|Intelligence:||Non- (0)||Non- (0)||Animal (1)||Non- (0)|
|Hit Dice:||2 hp||1 hp||3||9+3|
|No. of Attacks:||1||1||1||1|
|Size:||T (1’)||T (6”)||M (5’)||G (25’+)|
|Morale:||Unsteady (5-7)||Unsteady (5-7)||Average (8-10)||Steady (12)|
Giant centipedes are loathsome, crawling arthropods that arouse almost universal disgust from all intelligent creatures (even other monsters). They are endemic to most regions.
One of the things that makes the centipede so repulsive is its resemblance to the worm. Its long body is divided into many segments from which protrude many tiny feet. Hence the name “centipede” (or hundred-footed). The giant centipede is so named because it is over 1-foot long. The body is plated with a chitinous shell and it moves with a slight undulating motion.

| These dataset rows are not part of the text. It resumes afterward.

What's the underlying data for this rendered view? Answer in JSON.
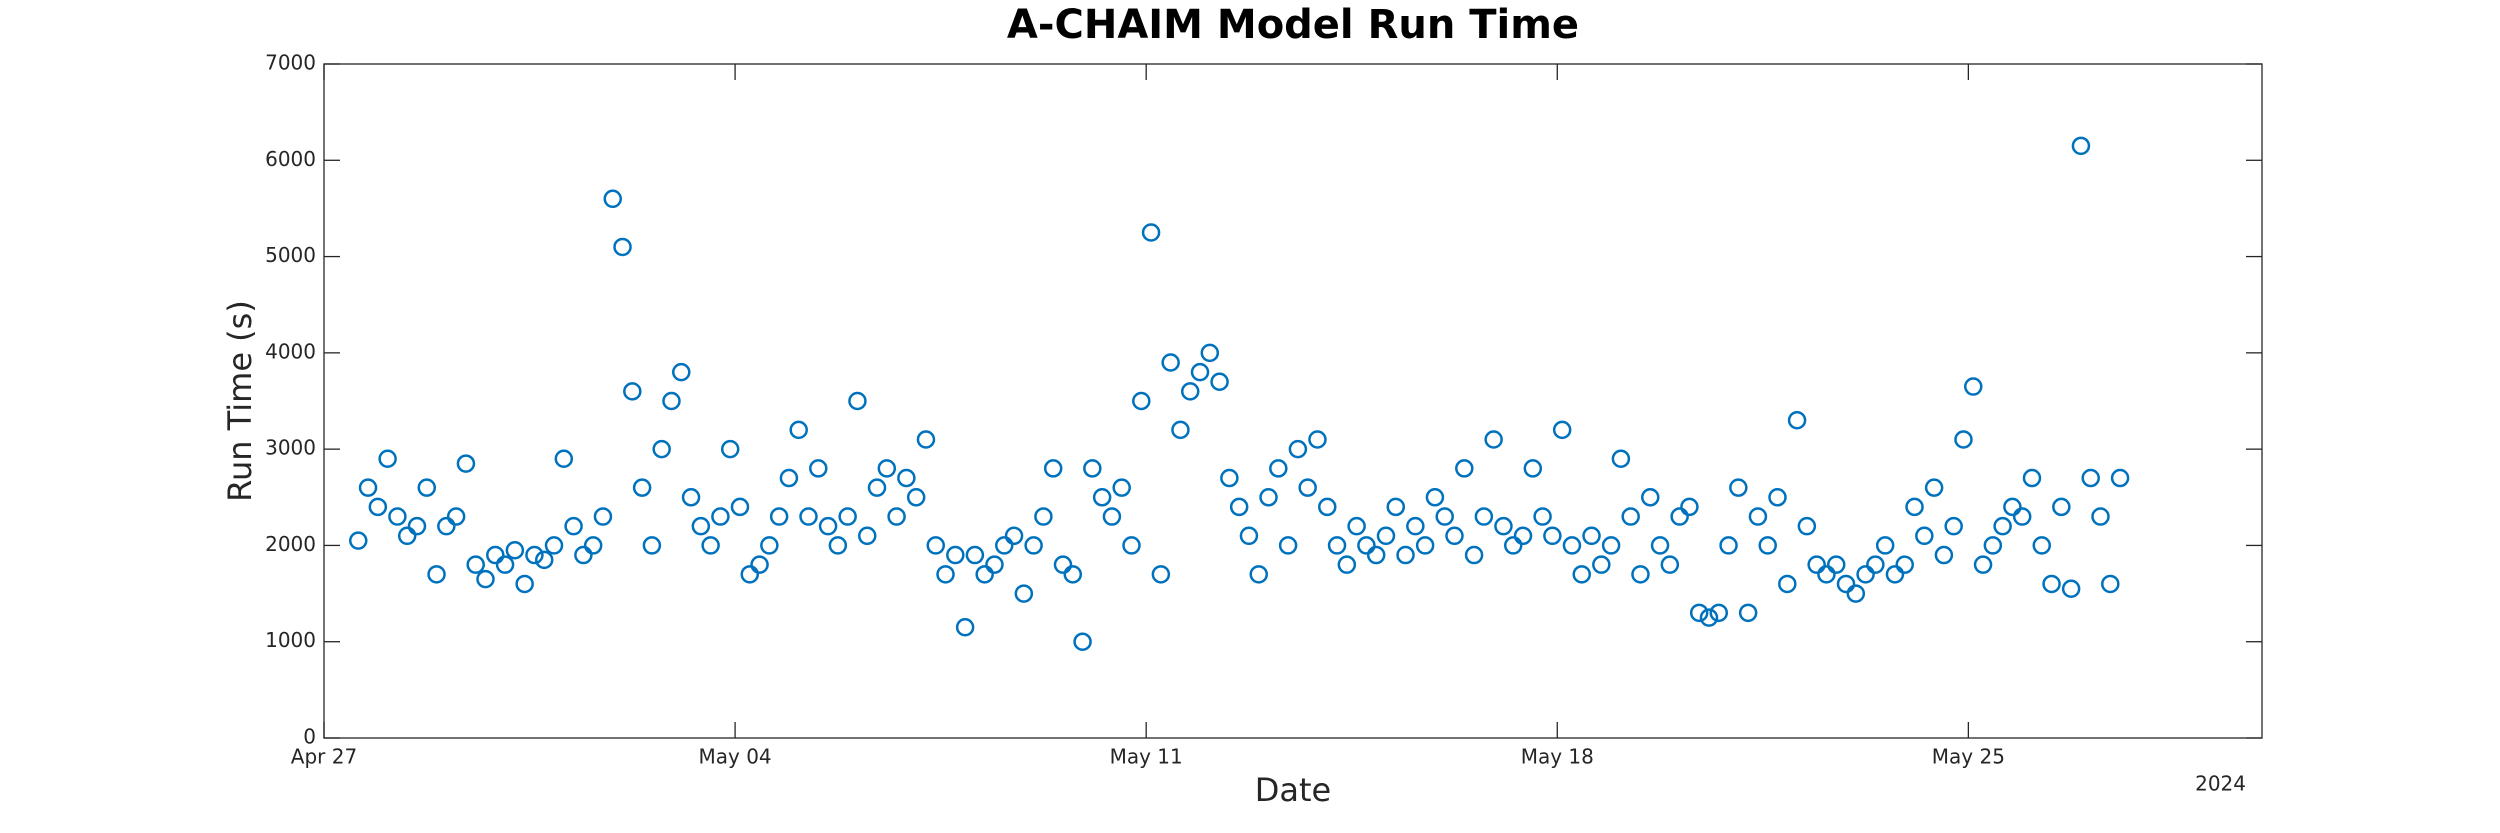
{
  "chart_data": {
    "type": "scatter",
    "title": "A-CHAIM Model Run Time",
    "xlabel": "Date",
    "ylabel": "Run Time (s)",
    "year_label": "2024",
    "color": "#0072bd",
    "marker": "o",
    "xlim": [
      "2024-04-27T00:00",
      "2024-05-30T00:00"
    ],
    "xticks": [
      {
        "value": "2024-04-27T00:00",
        "label": "Apr 27"
      },
      {
        "value": "2024-05-04T00:00",
        "label": "May 04"
      },
      {
        "value": "2024-05-11T00:00",
        "label": "May 11"
      },
      {
        "value": "2024-05-18T00:00",
        "label": "May 18"
      },
      {
        "value": "2024-05-25T00:00",
        "label": "May 25"
      }
    ],
    "ylim": [
      0,
      7000
    ],
    "yticks": [
      0,
      1000,
      2000,
      3000,
      4000,
      5000,
      6000,
      7000
    ],
    "x": [
      "2024-04-27T14:00",
      "2024-04-27T18:00",
      "2024-04-27T22:00",
      "2024-04-28T02:00",
      "2024-04-28T06:00",
      "2024-04-28T10:00",
      "2024-04-28T14:00",
      "2024-04-28T18:00",
      "2024-04-28T22:00",
      "2024-04-29T02:00",
      "2024-04-29T06:00",
      "2024-04-29T10:00",
      "2024-04-29T14:00",
      "2024-04-29T18:00",
      "2024-04-29T22:00",
      "2024-04-30T02:00",
      "2024-04-30T06:00",
      "2024-04-30T10:00",
      "2024-04-30T14:00",
      "2024-04-30T18:00",
      "2024-04-30T22:00",
      "2024-05-01T02:00",
      "2024-05-01T06:00",
      "2024-05-01T10:00",
      "2024-05-01T14:00",
      "2024-05-01T18:00",
      "2024-05-01T22:00",
      "2024-05-02T02:00",
      "2024-05-02T06:00",
      "2024-05-02T10:00",
      "2024-05-02T14:00",
      "2024-05-02T18:00",
      "2024-05-02T22:00",
      "2024-05-03T02:00",
      "2024-05-03T06:00",
      "2024-05-03T10:00",
      "2024-05-03T14:00",
      "2024-05-03T18:00",
      "2024-05-03T22:00",
      "2024-05-04T02:00",
      "2024-05-04T06:00",
      "2024-05-04T10:00",
      "2024-05-04T14:00",
      "2024-05-04T18:00",
      "2024-05-04T22:00",
      "2024-05-05T02:00",
      "2024-05-05T06:00",
      "2024-05-05T10:00",
      "2024-05-05T14:00",
      "2024-05-05T18:00",
      "2024-05-05T22:00",
      "2024-05-06T02:00",
      "2024-05-06T06:00",
      "2024-05-06T10:00",
      "2024-05-06T14:00",
      "2024-05-06T18:00",
      "2024-05-06T22:00",
      "2024-05-07T02:00",
      "2024-05-07T06:00",
      "2024-05-07T10:00",
      "2024-05-07T14:00",
      "2024-05-07T18:00",
      "2024-05-07T22:00",
      "2024-05-08T02:00",
      "2024-05-08T06:00",
      "2024-05-08T10:00",
      "2024-05-08T14:00",
      "2024-05-08T18:00",
      "2024-05-08T22:00",
      "2024-05-09T02:00",
      "2024-05-09T06:00",
      "2024-05-09T10:00",
      "2024-05-09T14:00",
      "2024-05-09T18:00",
      "2024-05-09T22:00",
      "2024-05-10T02:00",
      "2024-05-10T06:00",
      "2024-05-10T10:00",
      "2024-05-10T14:00",
      "2024-05-10T18:00",
      "2024-05-10T22:00",
      "2024-05-11T02:00",
      "2024-05-11T06:00",
      "2024-05-11T10:00",
      "2024-05-11T14:00",
      "2024-05-11T18:00",
      "2024-05-11T22:00",
      "2024-05-12T02:00",
      "2024-05-12T06:00",
      "2024-05-12T10:00",
      "2024-05-12T14:00",
      "2024-05-12T18:00",
      "2024-05-12T22:00",
      "2024-05-13T02:00",
      "2024-05-13T06:00",
      "2024-05-13T10:00",
      "2024-05-13T14:00",
      "2024-05-13T18:00",
      "2024-05-13T22:00",
      "2024-05-14T02:00",
      "2024-05-14T06:00",
      "2024-05-14T10:00",
      "2024-05-14T14:00",
      "2024-05-14T18:00",
      "2024-05-14T22:00",
      "2024-05-15T02:00",
      "2024-05-15T06:00",
      "2024-05-15T10:00",
      "2024-05-15T14:00",
      "2024-05-15T18:00",
      "2024-05-15T22:00",
      "2024-05-16T02:00",
      "2024-05-16T06:00",
      "2024-05-16T10:00",
      "2024-05-16T14:00",
      "2024-05-16T18:00",
      "2024-05-16T22:00",
      "2024-05-17T02:00",
      "2024-05-17T06:00",
      "2024-05-17T10:00",
      "2024-05-17T14:00",
      "2024-05-17T18:00",
      "2024-05-17T22:00",
      "2024-05-18T02:00",
      "2024-05-18T06:00",
      "2024-05-18T10:00",
      "2024-05-18T14:00",
      "2024-05-18T18:00",
      "2024-05-18T22:00",
      "2024-05-19T02:00",
      "2024-05-19T06:00",
      "2024-05-19T10:00",
      "2024-05-19T14:00",
      "2024-05-19T18:00",
      "2024-05-19T22:00",
      "2024-05-20T02:00",
      "2024-05-20T06:00",
      "2024-05-20T10:00",
      "2024-05-20T14:00",
      "2024-05-20T18:00",
      "2024-05-20T22:00",
      "2024-05-21T02:00",
      "2024-05-21T06:00",
      "2024-05-21T10:00",
      "2024-05-21T14:00",
      "2024-05-21T18:00",
      "2024-05-21T22:00",
      "2024-05-22T02:00",
      "2024-05-22T06:00",
      "2024-05-22T10:00",
      "2024-05-22T14:00",
      "2024-05-22T18:00",
      "2024-05-22T22:00",
      "2024-05-23T02:00",
      "2024-05-23T06:00",
      "2024-05-23T10:00",
      "2024-05-23T14:00",
      "2024-05-23T18:00",
      "2024-05-23T22:00",
      "2024-05-24T02:00",
      "2024-05-24T06:00",
      "2024-05-24T10:00",
      "2024-05-24T14:00",
      "2024-05-24T18:00",
      "2024-05-24T22:00",
      "2024-05-25T02:00",
      "2024-05-25T06:00",
      "2024-05-25T10:00",
      "2024-05-25T14:00",
      "2024-05-25T18:00",
      "2024-05-25T22:00",
      "2024-05-26T02:00",
      "2024-05-26T06:00",
      "2024-05-26T10:00",
      "2024-05-26T14:00",
      "2024-05-26T18:00",
      "2024-05-26T22:00",
      "2024-05-27T02:00",
      "2024-05-27T06:00",
      "2024-05-27T10:00",
      "2024-05-27T14:00"
    ],
    "values": [
      2050,
      2600,
      2400,
      2900,
      2300,
      2100,
      2200,
      2600,
      1700,
      2200,
      2300,
      2850,
      1800,
      1650,
      1900,
      1800,
      1950,
      1600,
      1900,
      1850,
      2000,
      2900,
      2200,
      1900,
      2000,
      2300,
      5600,
      5100,
      3600,
      2600,
      2000,
      3000,
      3500,
      3800,
      2500,
      2200,
      2000,
      2300,
      3000,
      2400,
      1700,
      1800,
      2000,
      2300,
      2700,
      3200,
      2300,
      2800,
      2200,
      2000,
      2300,
      3500,
      2100,
      2600,
      2800,
      2300,
      2700,
      2500,
      3100,
      2000,
      1700,
      1900,
      1150,
      1900,
      1700,
      1800,
      2000,
      2100,
      1500,
      2000,
      2300,
      2800,
      1800,
      1700,
      1000,
      2800,
      2500,
      2300,
      2600,
      2000,
      3500,
      5250,
      1700,
      3900,
      3200,
      3600,
      3800,
      4000,
      3700,
      2700,
      2400,
      2100,
      1700,
      2500,
      2800,
      2000,
      3000,
      2600,
      3100,
      2400,
      2000,
      1800,
      2200,
      2000,
      1900,
      2100,
      2400,
      1900,
      2200,
      2000,
      2500,
      2300,
      2100,
      2800,
      1900,
      2300,
      3100,
      2200,
      2000,
      2100,
      2800,
      2300,
      2100,
      3200,
      2000,
      1700,
      2100,
      1800,
      2000,
      2900,
      2300,
      1700,
      2500,
      2000,
      1800,
      2300,
      2400,
      1300,
      1250,
      1300,
      2000,
      2600,
      1300,
      2300,
      2000,
      2500,
      1600,
      3300,
      2200,
      1800,
      1700,
      1800,
      1600,
      1500,
      1700,
      1800,
      2000,
      1700,
      1800,
      2400,
      2100,
      2600,
      1900,
      2200,
      3100,
      3650,
      1800,
      2000,
      2200,
      2400,
      2300,
      2700,
      2000,
      1600,
      2400,
      1550,
      6150,
      2700,
      2300,
      1600,
      2700
    ]
  }
}
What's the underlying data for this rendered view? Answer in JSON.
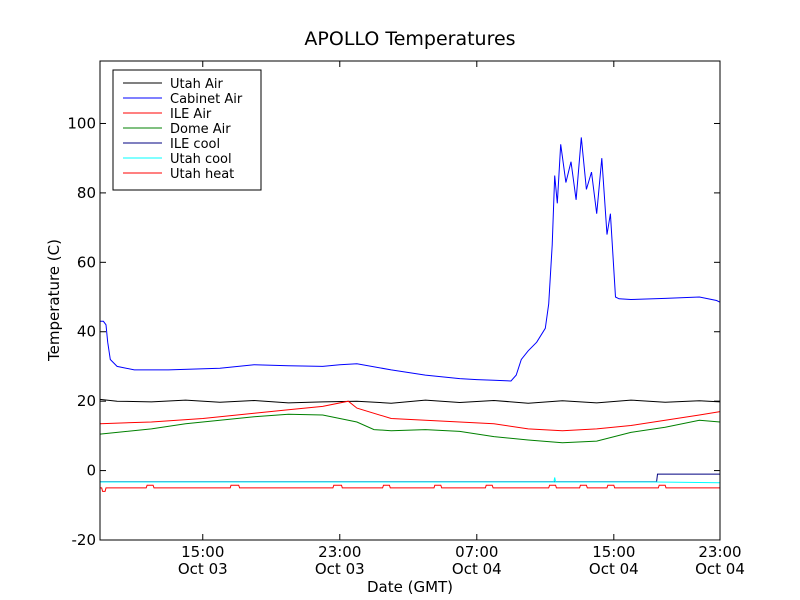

The creature has the added benefit of protective coloration, and varies in color depending on the terrain it inhabits. Those that favor rocky areas are gray, those that live underground are black, while centipedes of the forest are brown or red.
Combat: When hunting, centipedes use their natural coloration to remain unseen until they can drop on their prey from above or crawl out of hiding in pursuit of food. They attack by biting their foes and injecting a paralytic poison. The poison can paralyze a victim for 2d6 hours, but is so weak that victims are permitted a +4 bonus to their saving throw.
Due to its small size, the giant centipede is less likely to resist attacks and receives a -1 penalty to all its saving throws.
Although a single giant centipede rarely constitutes a serious threat to a man, these creatures frequently travel in groups. When more than one centipede is encountered, the monsters will fight independently, even to the point of fighting among themselves over fallen victims.
Habitat/Society: The centipede behaves like most other insects, roving from place to place in search of food; it has no set territory or dwelling. The centipede simply goes where its hunger leads it. It is an aggressive and hungry carnivore that must eat at least once a day to survive. Hungry centipedes often resort to cannibalism.
Ecology: Giant centipedes have several natural advantages, including poison and protective coloration, allowing them to compete with other small predators for game. Their poison bestows a certain immunity from being hunted, but hungry and skilled animals such as coyotes and large predatory birds hunt them effectively in lean times.
Their preferred targets are small mammals that are easily overcome by their weak poison. If they are very hungry, however, they have been known to attack anything that moves, including humans.
These are identical to giant centipedes save that they are only 6 inches long. Their poison is weaker than that of their larger cousins and a failed saving throw will immobilize the victim for only 1d6 hours. Huge centipedes make their own saving throws at -2. Mice and other large insects are the favorite prey of huge centipedes. They in turn are hunted by giant centipedes.
The megalo-centipede, because of its great size, is no longer classed as an irritant but is a threat to human and animal alike. Its acidic poison is far more potent than that of its weaker cousins. The victims of a megalo-centipede bite receive no bonuses on their saving throws and failure indicates death. If the target successfully resists the poison, the acid burns the victim’s skin, inflicting 2d4 points of damage.
The megalo-centipede is more intelligent than its smaller cousins and it is a far more cunning hunter, although they still do not cooperate with each other. In the wilderness the megalo-centipede prey on animals the size of deer. In the subterranean environment, it attacks man-sized or smaller creatures, including orcs, goblins, or humans. The megalo-centipede receives no penalties to its own saving throws.
This cousin of the giant centipede feeds upon and lays its eggs in carrion. A tunnel worm attacks by lunging out of its hidden burrow to strike with a +2 bonus to the attack roll. Success indicates the tunnel worm has seized its prey in its mandibles, but no damage is inflicted until the worm chews through the victim’s armor. It takes one round for the worm to chew through leather or worse, two rounds for armor tougher than leather but no tougher than chain mail, and three rounds for armor tougher than chain mail. Once the armor is breached, the worm automatically inflicts 2d8 points of damage each round. If the worm suffers 15 or more points of fire damage or loses 60% of its hit points, it drops its victim and retreats to its lair. Tunnel worm lairs often have treasure from earlier victims.